Aquela rapidinha no trabalho

Um conto erótico de AndressaMR
Categoria: Heterossexual
Contém 380 palavras
Data: 03/05/2026 23:19:41

Após o expediente na Spark Agency, em uma quinta-feira abafada de Curitiba, Vanessa e Marcelo ficaram para "revisar planilhas" na sala de reuniões vazia. O happy hour do fim de semana passado ainda queimava nas memórias — coca, orgia, gozos coletivos —, e o tesão acumulado da semana explodiu num olhar faminto trocado sobre a mesa de vidro.

Vanessa trancou a porta com um clique, saia lápis subindo nas coxas grossas e macias enquanto se aproximava de Marcelo, perfume de baunilha invadindo o ar condicionado. "Rápido, amor... meu marido me busca em 15 minutos", sussurrou ela, olhos verdes úmidos devorando a barriguinha macia e braços fortes dele. Marcelo, colônia amadeirada exalando, puxou-a pela nuca barbada: "Tudo sob controle... mas aguenta quietinha". Ele a encostou na mesa, mãos calejadas rasgando a blusa justa para expor peitos médios firmes e empinados, chupando mamilos duros voraz enquanto ela abria sua calça social.

Sem calcinha — como sempre no trabalho pós-orgia —, Vanessa abriu as coxas generosas, bumbum redondo empinado na borda da mesa. Marcelo libertou o pau grosso e veiado, cabeçona latejante, e a penetrou fundo de uma vez, estocadas brutas e ritmadas fazendo suas curvas balançarem: pele clara sardenta suando, cabelos platinados ondulados chicoteando. "Me fode sem dó, mas goza na boca... não quero sujeira pra ir pra casa", implorou ela rouca, unhas cravando nos bíceps dele, buceta apertada engolindo cada centímetro com squish molhado. Ele grunhia grave, barba roçando os seios: "Essas coxas gritam pra isso... aguenta essa pica, vadia".

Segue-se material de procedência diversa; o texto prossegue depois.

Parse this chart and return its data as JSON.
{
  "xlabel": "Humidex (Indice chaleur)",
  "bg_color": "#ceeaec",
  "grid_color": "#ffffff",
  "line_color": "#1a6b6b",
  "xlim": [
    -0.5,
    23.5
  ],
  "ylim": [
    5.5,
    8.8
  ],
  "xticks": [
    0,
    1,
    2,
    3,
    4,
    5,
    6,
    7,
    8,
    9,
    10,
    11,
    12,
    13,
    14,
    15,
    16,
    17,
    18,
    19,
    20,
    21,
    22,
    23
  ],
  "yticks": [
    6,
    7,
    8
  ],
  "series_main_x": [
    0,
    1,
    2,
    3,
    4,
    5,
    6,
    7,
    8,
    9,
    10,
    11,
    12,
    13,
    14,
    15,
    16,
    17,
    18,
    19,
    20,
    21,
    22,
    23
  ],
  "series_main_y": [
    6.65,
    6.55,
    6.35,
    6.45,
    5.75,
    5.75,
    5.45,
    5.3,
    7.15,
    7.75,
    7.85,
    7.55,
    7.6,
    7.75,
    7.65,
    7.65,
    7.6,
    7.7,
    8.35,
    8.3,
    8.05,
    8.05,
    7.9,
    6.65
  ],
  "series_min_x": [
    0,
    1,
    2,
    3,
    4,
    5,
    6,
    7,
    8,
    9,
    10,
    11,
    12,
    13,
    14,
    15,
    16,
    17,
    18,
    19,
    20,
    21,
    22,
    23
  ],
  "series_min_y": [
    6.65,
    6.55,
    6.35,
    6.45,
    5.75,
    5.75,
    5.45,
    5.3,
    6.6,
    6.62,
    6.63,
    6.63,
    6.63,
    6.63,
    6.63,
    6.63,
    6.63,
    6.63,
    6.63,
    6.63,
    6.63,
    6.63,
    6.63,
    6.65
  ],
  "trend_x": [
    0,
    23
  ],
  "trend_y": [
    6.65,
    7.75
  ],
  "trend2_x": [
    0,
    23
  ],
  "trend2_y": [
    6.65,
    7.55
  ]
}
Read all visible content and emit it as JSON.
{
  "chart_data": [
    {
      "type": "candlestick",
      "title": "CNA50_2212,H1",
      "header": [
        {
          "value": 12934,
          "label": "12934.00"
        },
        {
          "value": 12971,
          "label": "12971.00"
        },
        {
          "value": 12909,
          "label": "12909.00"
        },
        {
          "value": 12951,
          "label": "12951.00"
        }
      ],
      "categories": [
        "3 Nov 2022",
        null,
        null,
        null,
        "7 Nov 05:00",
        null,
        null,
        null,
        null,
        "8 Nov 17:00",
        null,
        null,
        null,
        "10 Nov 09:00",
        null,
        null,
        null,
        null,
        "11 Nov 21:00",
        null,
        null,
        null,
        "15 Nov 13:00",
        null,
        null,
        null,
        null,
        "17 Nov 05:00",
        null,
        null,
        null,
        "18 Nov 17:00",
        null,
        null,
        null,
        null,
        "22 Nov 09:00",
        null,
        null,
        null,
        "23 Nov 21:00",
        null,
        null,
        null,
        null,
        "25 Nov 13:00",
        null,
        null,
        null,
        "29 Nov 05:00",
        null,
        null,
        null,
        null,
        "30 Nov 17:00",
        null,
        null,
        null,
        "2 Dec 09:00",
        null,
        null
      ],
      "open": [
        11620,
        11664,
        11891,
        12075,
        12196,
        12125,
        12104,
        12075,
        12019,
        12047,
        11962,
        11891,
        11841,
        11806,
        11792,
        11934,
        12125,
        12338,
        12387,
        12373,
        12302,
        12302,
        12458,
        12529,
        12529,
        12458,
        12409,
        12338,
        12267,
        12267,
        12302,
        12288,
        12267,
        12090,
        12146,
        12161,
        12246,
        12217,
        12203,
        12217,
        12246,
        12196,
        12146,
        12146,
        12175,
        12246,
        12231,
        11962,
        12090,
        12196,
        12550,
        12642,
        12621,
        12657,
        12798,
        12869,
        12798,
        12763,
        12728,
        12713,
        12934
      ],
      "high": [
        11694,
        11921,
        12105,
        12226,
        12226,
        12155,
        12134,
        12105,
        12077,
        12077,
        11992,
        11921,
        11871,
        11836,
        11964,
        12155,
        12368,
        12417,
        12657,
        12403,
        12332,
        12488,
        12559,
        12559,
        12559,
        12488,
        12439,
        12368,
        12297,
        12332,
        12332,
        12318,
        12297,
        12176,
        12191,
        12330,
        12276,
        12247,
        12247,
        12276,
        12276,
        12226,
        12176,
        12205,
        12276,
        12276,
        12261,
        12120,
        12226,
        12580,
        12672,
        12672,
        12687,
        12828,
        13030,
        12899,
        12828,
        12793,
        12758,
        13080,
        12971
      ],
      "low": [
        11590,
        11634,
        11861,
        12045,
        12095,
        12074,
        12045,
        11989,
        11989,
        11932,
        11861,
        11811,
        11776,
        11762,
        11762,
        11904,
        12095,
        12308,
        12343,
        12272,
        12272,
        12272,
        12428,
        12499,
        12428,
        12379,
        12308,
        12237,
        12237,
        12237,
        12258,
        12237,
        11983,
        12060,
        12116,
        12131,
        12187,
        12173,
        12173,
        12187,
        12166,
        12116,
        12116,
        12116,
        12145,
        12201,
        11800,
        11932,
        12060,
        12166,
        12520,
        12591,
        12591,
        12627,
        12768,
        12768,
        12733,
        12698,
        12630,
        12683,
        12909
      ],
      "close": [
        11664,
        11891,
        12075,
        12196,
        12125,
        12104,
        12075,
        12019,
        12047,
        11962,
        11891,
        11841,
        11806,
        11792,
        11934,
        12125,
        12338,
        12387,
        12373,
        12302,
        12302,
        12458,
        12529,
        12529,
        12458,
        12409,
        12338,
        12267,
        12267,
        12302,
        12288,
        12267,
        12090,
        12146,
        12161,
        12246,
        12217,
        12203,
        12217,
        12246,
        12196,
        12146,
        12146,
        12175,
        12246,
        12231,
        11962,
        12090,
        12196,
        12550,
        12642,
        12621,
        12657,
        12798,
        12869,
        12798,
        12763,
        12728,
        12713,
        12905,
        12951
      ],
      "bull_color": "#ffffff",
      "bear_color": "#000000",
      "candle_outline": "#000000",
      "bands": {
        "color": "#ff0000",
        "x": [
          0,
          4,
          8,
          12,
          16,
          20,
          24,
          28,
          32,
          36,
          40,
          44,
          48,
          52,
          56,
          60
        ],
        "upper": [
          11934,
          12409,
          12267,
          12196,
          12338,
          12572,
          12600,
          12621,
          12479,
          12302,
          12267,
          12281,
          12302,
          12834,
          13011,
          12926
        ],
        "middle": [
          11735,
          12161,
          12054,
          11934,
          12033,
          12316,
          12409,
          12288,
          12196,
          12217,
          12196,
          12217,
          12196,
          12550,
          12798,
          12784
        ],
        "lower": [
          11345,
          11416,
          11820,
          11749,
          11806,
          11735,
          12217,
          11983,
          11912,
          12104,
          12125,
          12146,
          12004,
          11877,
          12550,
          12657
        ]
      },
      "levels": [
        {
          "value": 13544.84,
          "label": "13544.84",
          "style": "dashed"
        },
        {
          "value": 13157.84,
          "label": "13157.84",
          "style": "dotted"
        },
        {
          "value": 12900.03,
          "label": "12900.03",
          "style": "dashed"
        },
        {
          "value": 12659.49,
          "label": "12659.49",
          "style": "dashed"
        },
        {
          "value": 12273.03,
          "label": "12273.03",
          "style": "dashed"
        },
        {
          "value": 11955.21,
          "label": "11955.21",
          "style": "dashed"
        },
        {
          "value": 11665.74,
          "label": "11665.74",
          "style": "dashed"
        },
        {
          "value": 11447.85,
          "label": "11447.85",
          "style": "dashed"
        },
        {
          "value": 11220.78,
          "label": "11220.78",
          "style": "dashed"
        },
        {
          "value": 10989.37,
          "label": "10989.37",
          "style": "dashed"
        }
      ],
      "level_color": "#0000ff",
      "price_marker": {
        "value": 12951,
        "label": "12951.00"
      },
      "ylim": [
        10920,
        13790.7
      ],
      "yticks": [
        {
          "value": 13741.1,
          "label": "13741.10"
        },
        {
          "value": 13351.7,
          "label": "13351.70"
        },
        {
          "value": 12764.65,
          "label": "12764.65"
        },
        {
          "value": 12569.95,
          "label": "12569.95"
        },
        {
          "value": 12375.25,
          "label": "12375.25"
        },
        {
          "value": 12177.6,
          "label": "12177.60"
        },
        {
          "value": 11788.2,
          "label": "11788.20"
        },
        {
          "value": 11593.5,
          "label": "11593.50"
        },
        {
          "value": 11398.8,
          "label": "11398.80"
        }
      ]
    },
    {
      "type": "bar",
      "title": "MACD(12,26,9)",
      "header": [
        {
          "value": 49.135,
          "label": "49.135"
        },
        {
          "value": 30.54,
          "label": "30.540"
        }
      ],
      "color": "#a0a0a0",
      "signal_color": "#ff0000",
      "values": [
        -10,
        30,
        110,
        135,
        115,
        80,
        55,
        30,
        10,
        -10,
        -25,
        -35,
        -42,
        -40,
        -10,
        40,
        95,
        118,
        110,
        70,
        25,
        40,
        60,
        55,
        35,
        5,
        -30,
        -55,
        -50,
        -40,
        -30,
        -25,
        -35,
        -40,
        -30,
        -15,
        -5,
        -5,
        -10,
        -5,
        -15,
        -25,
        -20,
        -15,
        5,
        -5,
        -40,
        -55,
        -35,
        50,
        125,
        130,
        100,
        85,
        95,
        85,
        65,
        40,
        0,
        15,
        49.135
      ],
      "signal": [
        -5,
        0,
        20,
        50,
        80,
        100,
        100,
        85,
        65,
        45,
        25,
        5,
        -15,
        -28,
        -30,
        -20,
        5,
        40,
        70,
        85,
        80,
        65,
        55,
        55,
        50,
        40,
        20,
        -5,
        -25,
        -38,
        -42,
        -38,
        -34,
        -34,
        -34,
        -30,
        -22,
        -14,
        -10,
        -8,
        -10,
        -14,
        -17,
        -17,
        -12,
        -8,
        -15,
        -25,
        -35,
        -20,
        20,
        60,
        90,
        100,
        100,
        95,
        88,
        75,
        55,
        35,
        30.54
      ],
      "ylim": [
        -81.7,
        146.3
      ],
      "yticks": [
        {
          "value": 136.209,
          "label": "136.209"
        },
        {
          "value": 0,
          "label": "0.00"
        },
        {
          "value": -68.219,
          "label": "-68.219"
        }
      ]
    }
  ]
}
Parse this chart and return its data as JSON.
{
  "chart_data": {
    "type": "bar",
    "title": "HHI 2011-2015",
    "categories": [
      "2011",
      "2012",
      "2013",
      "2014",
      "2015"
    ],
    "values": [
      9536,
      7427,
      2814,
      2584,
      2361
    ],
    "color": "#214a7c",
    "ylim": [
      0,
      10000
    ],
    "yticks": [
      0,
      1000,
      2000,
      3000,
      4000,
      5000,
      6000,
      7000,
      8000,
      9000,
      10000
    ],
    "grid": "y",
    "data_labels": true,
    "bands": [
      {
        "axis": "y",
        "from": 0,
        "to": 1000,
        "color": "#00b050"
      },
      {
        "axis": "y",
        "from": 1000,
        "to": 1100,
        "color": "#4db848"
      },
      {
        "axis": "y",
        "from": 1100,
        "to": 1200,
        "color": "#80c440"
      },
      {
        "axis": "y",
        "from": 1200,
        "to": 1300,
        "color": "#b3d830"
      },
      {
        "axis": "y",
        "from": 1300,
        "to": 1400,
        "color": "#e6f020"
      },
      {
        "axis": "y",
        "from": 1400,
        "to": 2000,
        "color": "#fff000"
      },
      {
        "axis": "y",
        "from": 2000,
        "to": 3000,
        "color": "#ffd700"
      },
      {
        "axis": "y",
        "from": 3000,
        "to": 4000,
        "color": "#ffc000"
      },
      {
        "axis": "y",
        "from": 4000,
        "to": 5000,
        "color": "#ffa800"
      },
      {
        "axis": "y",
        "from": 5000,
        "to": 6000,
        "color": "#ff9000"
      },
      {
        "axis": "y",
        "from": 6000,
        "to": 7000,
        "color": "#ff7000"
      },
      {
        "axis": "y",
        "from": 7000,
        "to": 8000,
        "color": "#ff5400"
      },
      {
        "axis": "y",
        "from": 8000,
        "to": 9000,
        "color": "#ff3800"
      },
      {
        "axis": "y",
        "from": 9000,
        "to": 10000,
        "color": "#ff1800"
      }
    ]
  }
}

Estocadas ferozes duraram minutos — mesa rangendo, peitos clapando, coxas grossas tremendo —, Vanessa mordendo o lábio para abafar gemidos, imaginando o marido esperando no carro.

Marcelo acelerou, bolas pesadas batendo na bunda empinada dela: "Vou encher tua boca gulosa". Ela escorregou da mesa, ajoelhando-se rápida — joelhos na carpete, olhos esmeralda fixos nele —, engolindo o pau veiado até a garganta com vácuo experto, língua rodopiando veias pulsantes, mãos maçando a base grossa. "Goza tudo, me enche de porra quente", suplicou entre engasgos, seios balançando livres. Ele explodiu em jatos grossos e salgados, enchendo a boca dela até transbordar pelos cantos dos lábios carnudos — Vanessa engoliu voraz, lambendo cada gota, sorriso safado enquanto limpava com o dedo: "Perfeito... sem sujeira". Eles se recompuseram em segundos, selando a rapidinha com um beijo porreiro, já planejando o próximo happy hour.